Hi!
Sorry for the delay on this. We had some issues with the fix in QA review that delayed deploying the update. I now expect to deploy it tomorrow morning.
Quickly, you can workaround the issue by adding a rule such as the following to your site-wide css:
iframe.twitter-tweet {
max-width: 315px !important;
}
The explain: The bug is caused because the browser has an undefined resolution for how wide the iframe should be inside of a table-cell, effectively a condition where the embedded Tweet is telling the browser that it has max-width of 100%, and an initial width of 520px and the browsers disagreeing about whether the 520px should expand the size of the table-cell, or if the iframe should be contracted down to the 100% (315px) of the column. To my mind it seems fairly obvious that the iframe should shrink, but the browser behavior is undefined hence this bug renders in Firefox and IE, but not in Safari and Chrome.
We didn’t see this in testing because very few sites still use table-based layouts, and even then (having built numerous test-harnesses for this bug now), the cell-expanding behavior of table-cells is only evoked some of the time.
Previously we fixed the bug by inverting the use of width and maxWidth—the visible result was the same, but the browser’s reasoning meant that the initial width would be taken from the cell width, before constraining the max-width.

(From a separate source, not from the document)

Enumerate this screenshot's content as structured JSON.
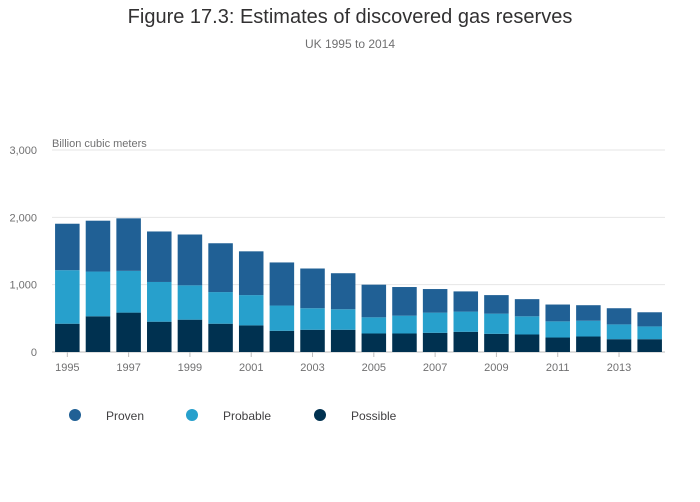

Unfortunately (and the reason the bug reappeared, I’m afraid) this swap caused a different, much more widespread layout issue in iOS browsers (which has its own share of infuriating iframe behaviour.) The visibility of that issue meant we had to revert this fix in the short-term.
So that’s what’s happened, my apologies for how annoying this is on your sites, unfortunately the intricacy of browser engines has made it hard to fix this robustly. Hopefully the above CSS will sort you out in the short-term, and our fix (which should go out tomorrow) will add special handling for Tweets inside of table cells to prevent them rendering wider than the initial size of the cell.